9. Online-Marketing-Manager

„Digitales Marketing ist eine Disziplin, die immer wichtiger wird und die man sich schnell durch Kurse aneignen kann“, sagt Tim Verhoeven von Indeed. „Wenn man Begeisterung für soziale Medien mitbringt und keine Berührungsängste hat, was Datenanalyse angeht, ist das eine gute Wahl für einen Quereinstieg.“ Die Nachfrage jedenfalls ist da. Allein im dritten Quartal 2021 waren in dem Bereich laut index.de 86 Prozent mehr Stellen ausgeschrieben als noch vor Corona.

Das Gehalt hängt laut Verhoeven stark vom Arbeitgeber ab. Den Durchschnittswert gibt Indeed mit 50.000 Euro brutto im Jahr an. Wer als Online-Marketing-Manager bei einem Dax-Unternehmen anheuert, kann wesentlich mehr verdienen.

10. Coach

Sie haben keine Angst vor der Selbstständigkeit? Dann könnte der Quereinstieg als Coach etwas für Sie sein. Denn der Markt boomt – vor allem in Pandemiezeiten. Wer im Karrierenetzwerk LinkedIn nach „Coach“ sucht, erhält 75.000 Treffer. Und: Es werden immer mehr. „Dafür ist Erfahrung in einem Beruf – egal in welchem – sehr relevant“, sagt Nagel.

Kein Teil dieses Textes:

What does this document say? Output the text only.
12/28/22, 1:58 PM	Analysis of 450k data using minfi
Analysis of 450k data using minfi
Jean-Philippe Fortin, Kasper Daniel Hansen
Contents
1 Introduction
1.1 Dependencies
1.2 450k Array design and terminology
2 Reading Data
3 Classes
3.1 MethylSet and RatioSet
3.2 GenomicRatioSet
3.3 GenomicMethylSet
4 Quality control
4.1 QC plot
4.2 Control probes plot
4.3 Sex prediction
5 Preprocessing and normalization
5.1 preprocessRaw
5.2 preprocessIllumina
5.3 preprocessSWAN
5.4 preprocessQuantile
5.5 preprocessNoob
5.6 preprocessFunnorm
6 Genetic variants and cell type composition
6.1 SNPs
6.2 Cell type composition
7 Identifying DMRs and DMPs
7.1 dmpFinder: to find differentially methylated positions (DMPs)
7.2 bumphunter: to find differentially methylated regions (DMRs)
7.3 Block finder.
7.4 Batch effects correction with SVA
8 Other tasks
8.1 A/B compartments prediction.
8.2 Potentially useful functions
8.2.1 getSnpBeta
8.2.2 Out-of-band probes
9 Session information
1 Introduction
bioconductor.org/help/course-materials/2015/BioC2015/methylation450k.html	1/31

Wer jahrelang Personalentwicklung in einem Unternehmen gemacht hat, kann als Karrierecoach gutes Geld verdienen, wenn er es geschickt anstellt und genügend Aufträge an Land zieht. Der durchschnittliche Stundensatz eines Coachs liegt bei 165 Euro, wie die Fachzeitschrift „Manager Seminare“ zuletzt 2019 ermittelte. Im Topmanagement sind noch einmal höhere Honorare drin. Dafür müssen selbstständige Berater viele Abgaben miteinkalkulieren. Laut Indeed liegt der durchschnittliche Jahresverdienst für die Jobbeschreibung Coach bei 60.000 Euro.